Tesla CEO Elon Musk made “false and misleading statements” in August tweets about taking the company private for $420 per share—and now the company’s worst nightmare has come true: The SEC is suing him and seeking to bar him from holding the position of CEO of a public company.
According to the SEC, when Musk made his claims, he knowingly misled the public by tweeting to 22 million followers.
And it wasn’t just one tweet, either. After he told his followers that he was taking Tesla private for $420 a share, he kept the farce going, saying that “investor support is confirmed. Only reason why this is not certain is that it’s contingent on a shareholder vote”.
Now, he’s being sued by the SEC for fraud, and it’s leading to the big question: Will he be replaced?
Share prices started plunging upon the news, and lost over 12 percent, bringing its $307.52 per share at market close down to $270.10.
(Click to enlarge)
In early August, Tesla shares jumped on news that Saudi Arabia’s sovereign wealth fund, the Pension Investment Fund (PIF), had acquired a nearly 5-percent stake in Tesla.
Days later, Musk was telling everyone that the Saudis would be helping him take Tesla private. In fact, Musk said he had held a July 31st meeting with the Saudis “with no question that a deal with the Saudi sovereign fund could be closed, and that it was just a matter of getting the process moving.” Related: Secretive Crypto Miner Opens Its Books Ahead Of IPO
The Saudis wouldn’t comment on the statement, and by the end of August, Musk was conceding that Tesla would not go private. And then the Saudis threw a $1-billion investment into Lucid, a start-up that could rival Tesla.
“Elon communicated to the board that after having done this work and considered all factors, he believes the better path is to no longer pursue a transaction for taking Tesla private,” the directors said in a rather vague statement afterwards.
And they expressed their continued support for Musk. But with a lawsuit now on their hands—and from the SEC, no less—they might not be quite as supportive.
Fast-forward to after-hours trading and a loss of nearly 12 percent …
The lawsuit alleges that Musk statements were "reckless", and says it will seek out undetermined civil penalties against Musk.
“Neither celebrity status nor a reputation as a technological innovator provide an exception from federal securities laws,” said Steven Peikin, co-director of the SEC’s Enforcement Division.
“Musk’s statements that funding was ‘secured’ and investor support was ‘confirmed’ were false and misleading because, in reality, Musk had no ‘secured’ or ‘confirmed’ commitment from any source to provide any amount of funding,” the complaint continues. “In addition, he had never even discussed taking Tesla private at a price of $420 per share with the Fund [a reference to the Saudi Arabia Sovereign Wealth Fund which had bought a stake in Tesla].”
And it gets worse because the Justice Department is also reportedly looking at criminal charges against Musk, according to the Wall Street Journal.

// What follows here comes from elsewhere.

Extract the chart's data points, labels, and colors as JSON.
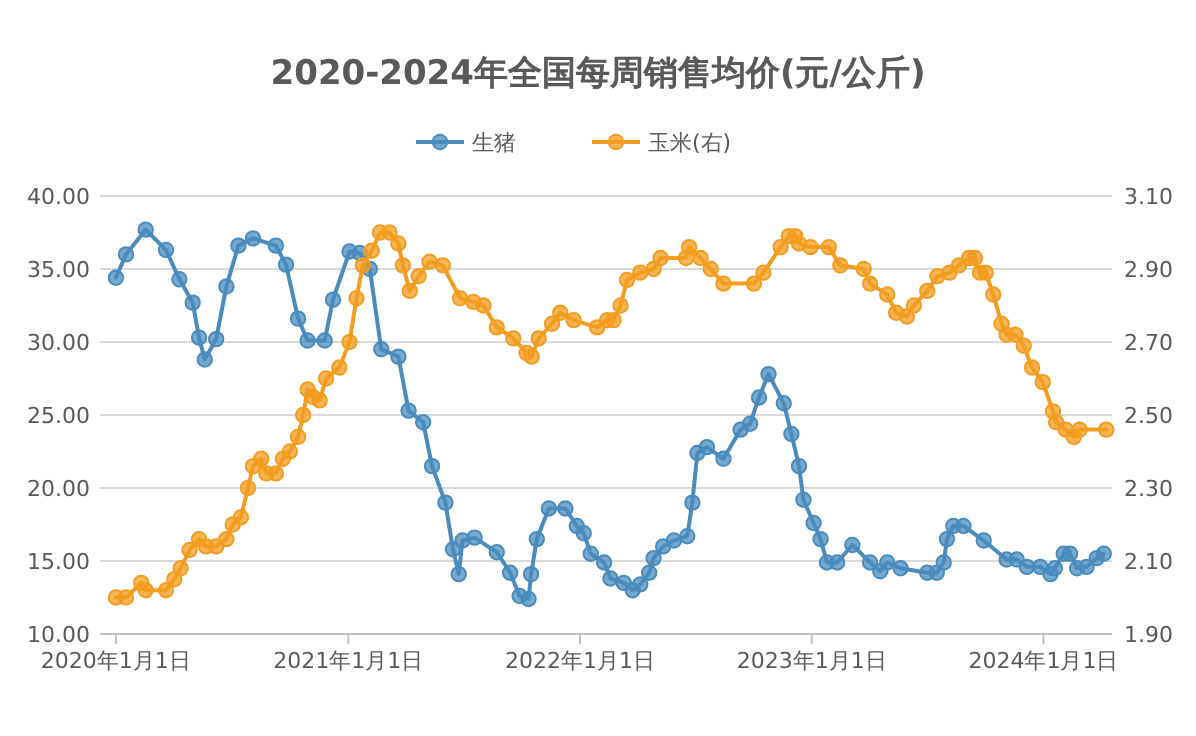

Speaking to the BBC, Stanford Law School professor and former SEC commission Joseph Grundfest said: “I think the important issue [for Tesla] will be to fashion a remedy that simultaneously disciplines Mr Musk, but without destroying his value to Tesla’s shareholders.”
At most, he could be demoted. At least, he should be assigned a babysitter to monitor his twitter fests (and he’s not the only one).
"You could imagine, in one extreme, he becomes chief product officer and someone takes over as CEO. Or, he gets what I call a 'Twitter nanny', where he can’t communicate without first clearing it with a responsible adult,” Grundfest said.
The bigger problem for the public is that Tesla is iconic. It’s got ‘fans’ and ‘true believers’—all of whom will now have to decide whether they love Tesla because of Musk or because of the very cool technology.